According to his notes the Spanish guitarist-composer Miguel Llobet is another “pivotal personality in the history of the instrument”. He specifically wrote works with the guitar’s unique qualities in mind rather than using the piano and violin as a basis for composing such pieces. His output for the instrument numbers around a hundred pieces. His Popular Songs of Catalonia were written in the period 1899-1918. They are lovely evocations of that wonderful part of Spain. Llobet extends the scope of these otherwise simple songs by fashioning them into an exploration of the guitar’s potential with beautifully satisfying results. His Scherzo-Vals, dating from 1909 is a tongue-in-cheek amusing parody of a waltz.
 
Interestingly Rory Boyle’s Partita a quattro which is a reworking of his previous Sonata for guitar ended up as a test piece for the competition that Marco Ramelli won. Indeed the first movement is marked Energico from which the CD gets its title. What goes around comes around they say and it is not without significance that Boyle, a native of Ayr, was himself a composition student at the Royal Conservatoire of Scotland where the competition was held and where he is currently a tutor in Composition and Creative andContextual Studies. His Partita is a really interesting guitar work that has both a contemporary as well as a timeless feel.

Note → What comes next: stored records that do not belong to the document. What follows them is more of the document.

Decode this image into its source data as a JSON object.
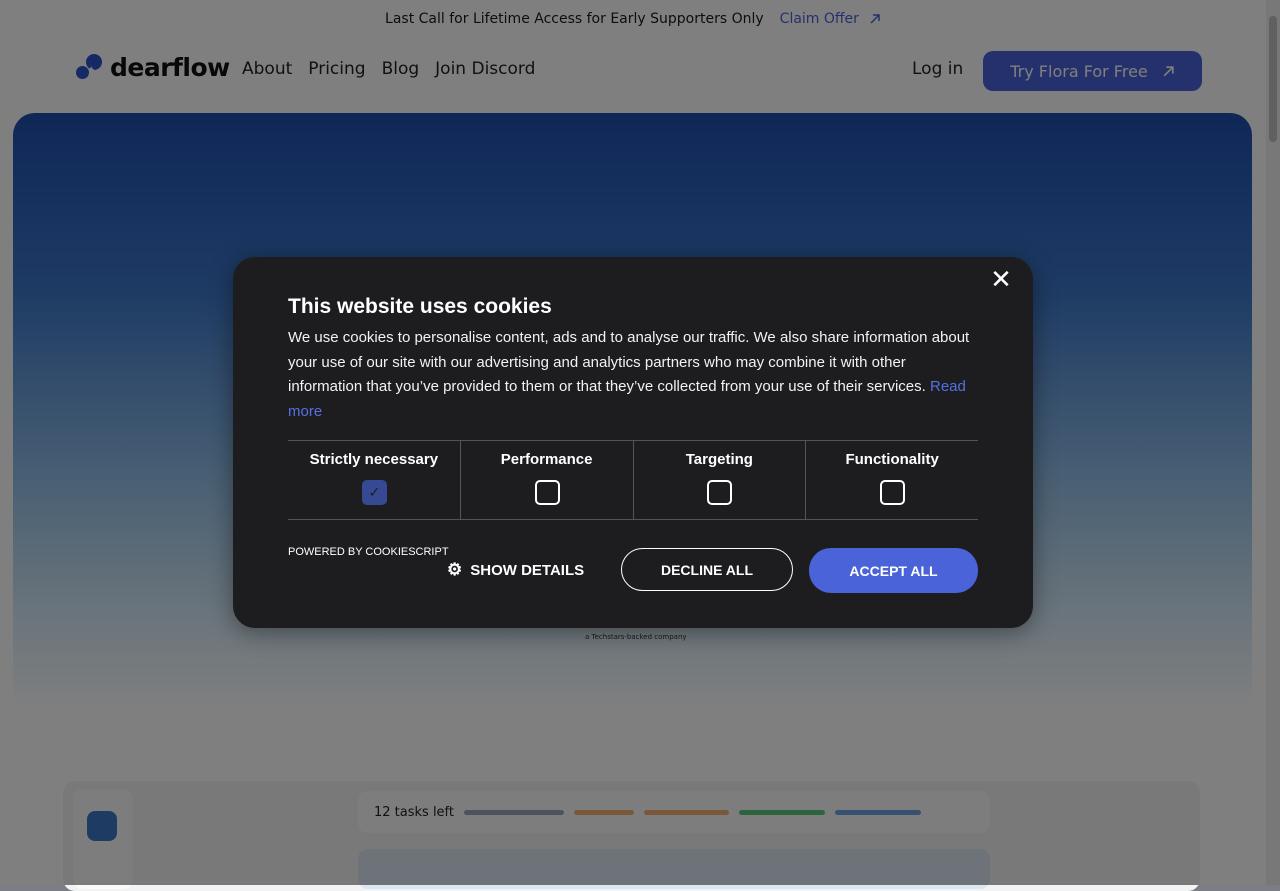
{
  "announcement": {
    "text": "Last Call for Lifetime Access for Early Supporters Only",
    "link_label": "Claim Offer",
    "link_icon": "arrow-up-right-icon"
  },
  "nav": {
    "logo_text": "dearflow",
    "links": [
      "About",
      "Pricing",
      "Blog",
      "Join Discord"
    ],
    "login_label": "Log in",
    "cta_label": "Try Flora For Free",
    "cta_icon": "arrow-up-right-icon"
  },
  "hero": {
    "techstars_text": "a Techstars-backed company"
  },
  "app_preview": {
    "tasks_label": "12 tasks left",
    "badge_count": "12"
  },
  "cookie_dialog": {
    "title": "This website uses cookies",
    "body": "We use cookies to personalise content, ads and to analyse our traffic. We also share information about your use of our site with our advertising and analytics partners who may combine it with other information that you’ve provided to them or that they’ve collected from your use of their services.",
    "read_more": "Read more",
    "categories": [
      {
        "label": "Strictly necessary",
        "checked": true
      },
      {
        "label": "Performance",
        "checked": false
      },
      {
        "label": "Targeting",
        "checked": false
      },
      {
        "label": "Functionality",
        "checked": false
      }
    ],
    "powered_by": "POWERED BY COOKIESCRIPT",
    "show_details": "SHOW DETAILS",
    "decline_label": "DECLINE ALL",
    "accept_label": "ACCEPT ALL",
    "accent_color": "#4a63d9"
  }
}
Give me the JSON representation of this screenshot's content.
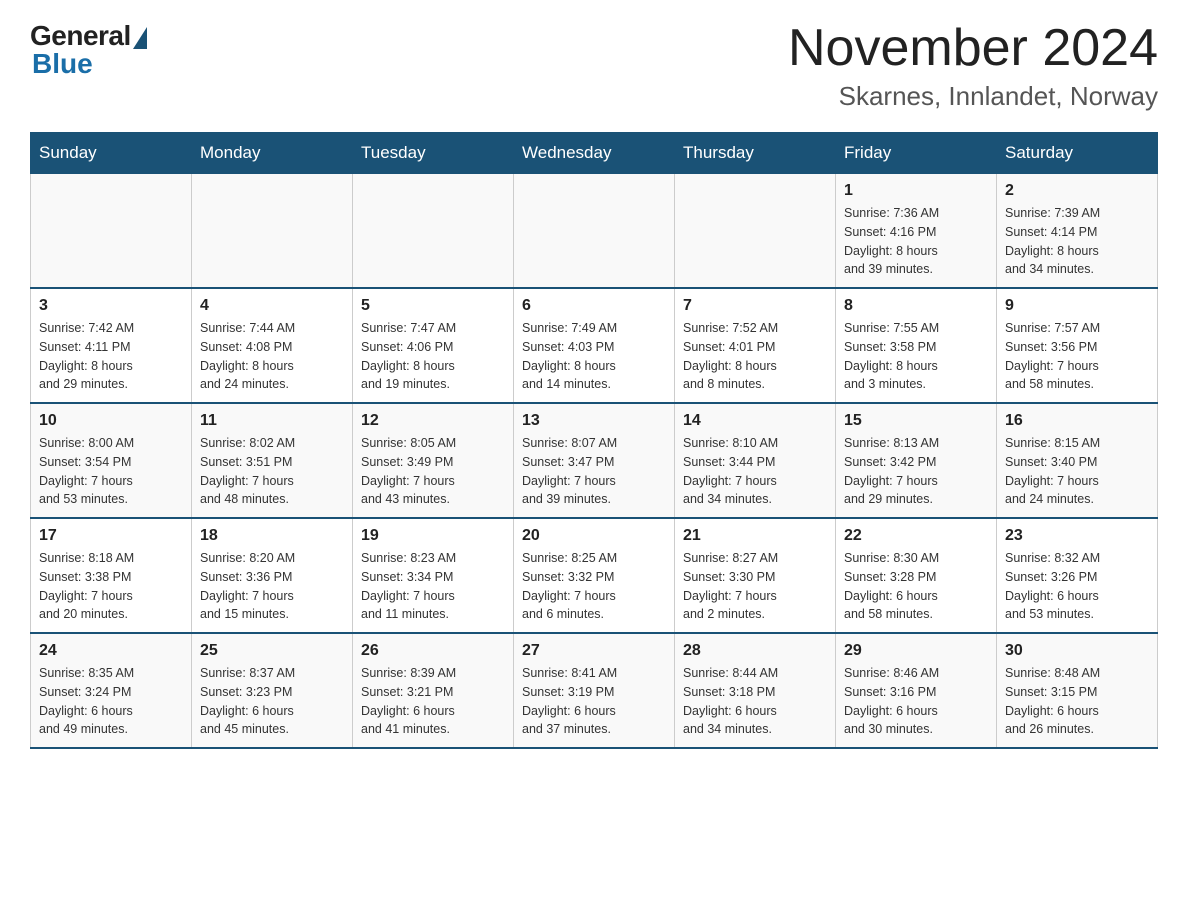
{
  "logo": {
    "general": "General",
    "blue": "Blue"
  },
  "header": {
    "month": "November 2024",
    "location": "Skarnes, Innlandet, Norway"
  },
  "days_of_week": [
    "Sunday",
    "Monday",
    "Tuesday",
    "Wednesday",
    "Thursday",
    "Friday",
    "Saturday"
  ],
  "weeks": [
    [
      {
        "day": "",
        "info": ""
      },
      {
        "day": "",
        "info": ""
      },
      {
        "day": "",
        "info": ""
      },
      {
        "day": "",
        "info": ""
      },
      {
        "day": "",
        "info": ""
      },
      {
        "day": "1",
        "info": "Sunrise: 7:36 AM\nSunset: 4:16 PM\nDaylight: 8 hours\nand 39 minutes."
      },
      {
        "day": "2",
        "info": "Sunrise: 7:39 AM\nSunset: 4:14 PM\nDaylight: 8 hours\nand 34 minutes."
      }
    ],
    [
      {
        "day": "3",
        "info": "Sunrise: 7:42 AM\nSunset: 4:11 PM\nDaylight: 8 hours\nand 29 minutes."
      },
      {
        "day": "4",
        "info": "Sunrise: 7:44 AM\nSunset: 4:08 PM\nDaylight: 8 hours\nand 24 minutes."
      },
      {
        "day": "5",
        "info": "Sunrise: 7:47 AM\nSunset: 4:06 PM\nDaylight: 8 hours\nand 19 minutes."
      },
      {
        "day": "6",
        "info": "Sunrise: 7:49 AM\nSunset: 4:03 PM\nDaylight: 8 hours\nand 14 minutes."
      },
      {
        "day": "7",
        "info": "Sunrise: 7:52 AM\nSunset: 4:01 PM\nDaylight: 8 hours\nand 8 minutes."
      },
      {
        "day": "8",
        "info": "Sunrise: 7:55 AM\nSunset: 3:58 PM\nDaylight: 8 hours\nand 3 minutes."
      },
      {
        "day": "9",
        "info": "Sunrise: 7:57 AM\nSunset: 3:56 PM\nDaylight: 7 hours\nand 58 minutes."
      }
    ],
    [
      {
        "day": "10",
        "info": "Sunrise: 8:00 AM\nSunset: 3:54 PM\nDaylight: 7 hours\nand 53 minutes."
      },
      {
        "day": "11",
        "info": "Sunrise: 8:02 AM\nSunset: 3:51 PM\nDaylight: 7 hours\nand 48 minutes."
      },
      {
        "day": "12",
        "info": "Sunrise: 8:05 AM\nSunset: 3:49 PM\nDaylight: 7 hours\nand 43 minutes."
      },
      {
        "day": "13",
        "info": "Sunrise: 8:07 AM\nSunset: 3:47 PM\nDaylight: 7 hours\nand 39 minutes."
      },
      {
        "day": "14",
        "info": "Sunrise: 8:10 AM\nSunset: 3:44 PM\nDaylight: 7 hours\nand 34 minutes."
      },
      {
        "day": "15",
        "info": "Sunrise: 8:13 AM\nSunset: 3:42 PM\nDaylight: 7 hours\nand 29 minutes."
      },
      {
        "day": "16",
        "info": "Sunrise: 8:15 AM\nSunset: 3:40 PM\nDaylight: 7 hours\nand 24 minutes."
      }
    ],
    [
      {
        "day": "17",
        "info": "Sunrise: 8:18 AM\nSunset: 3:38 PM\nDaylight: 7 hours\nand 20 minutes."
      },
      {
        "day": "18",
        "info": "Sunrise: 8:20 AM\nSunset: 3:36 PM\nDaylight: 7 hours\nand 15 minutes."
      },
      {
        "day": "19",
        "info": "Sunrise: 8:23 AM\nSunset: 3:34 PM\nDaylight: 7 hours\nand 11 minutes."
      },
      {
        "day": "20",
        "info": "Sunrise: 8:25 AM\nSunset: 3:32 PM\nDaylight: 7 hours\nand 6 minutes."
      },
      {
        "day": "21",
        "info": "Sunrise: 8:27 AM\nSunset: 3:30 PM\nDaylight: 7 hours\nand 2 minutes."
      },
      {
        "day": "22",
        "info": "Sunrise: 8:30 AM\nSunset: 3:28 PM\nDaylight: 6 hours\nand 58 minutes."
      },
      {
        "day": "23",
        "info": "Sunrise: 8:32 AM\nSunset: 3:26 PM\nDaylight: 6 hours\nand 53 minutes."
      }
    ],
    [
      {
        "day": "24",
        "info": "Sunrise: 8:35 AM\nSunset: 3:24 PM\nDaylight: 6 hours\nand 49 minutes."
      },
      {
        "day": "25",
        "info": "Sunrise: 8:37 AM\nSunset: 3:23 PM\nDaylight: 6 hours\nand 45 minutes."
      },
      {
        "day": "26",
        "info": "Sunrise: 8:39 AM\nSunset: 3:21 PM\nDaylight: 6 hours\nand 41 minutes."
      },
      {
        "day": "27",
        "info": "Sunrise: 8:41 AM\nSunset: 3:19 PM\nDaylight: 6 hours\nand 37 minutes."
      },
      {
        "day": "28",
        "info": "Sunrise: 8:44 AM\nSunset: 3:18 PM\nDaylight: 6 hours\nand 34 minutes."
      },
      {
        "day": "29",
        "info": "Sunrise: 8:46 AM\nSunset: 3:16 PM\nDaylight: 6 hours\nand 30 minutes."
      },
      {
        "day": "30",
        "info": "Sunrise: 8:48 AM\nSunset: 3:15 PM\nDaylight: 6 hours\nand 26 minutes."
      }
    ]
  ]
}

Melodically it seems a far cry from its composer’s Scottish roots while the tempo indications are very accurate in their descriptions of each movement’s moods.
 
Toru Takemitsu’s music has always been a favourite of mine with its highly individual and dreamlike sonorities. Ramelli’s choice of his pieces are a perfect way to round off the disc. First there’s a marvellously coloured representation of a painting by Cornelia Foss then two songs, the first by Harold Arlen, the wonderful Over the Rainbow, and finally Lennon and McCartney’s magnificent Yesterday, surely two of the most well known of all songs. Both are given a sympathetic reworking by that brilliantly inventive composer.
 
If snow is still a feature where you are and, even if not, bring a little sunshine into your life with this enjoyable debut disc from a young guitarist about whom I’m sure we’ll hear a great deal more.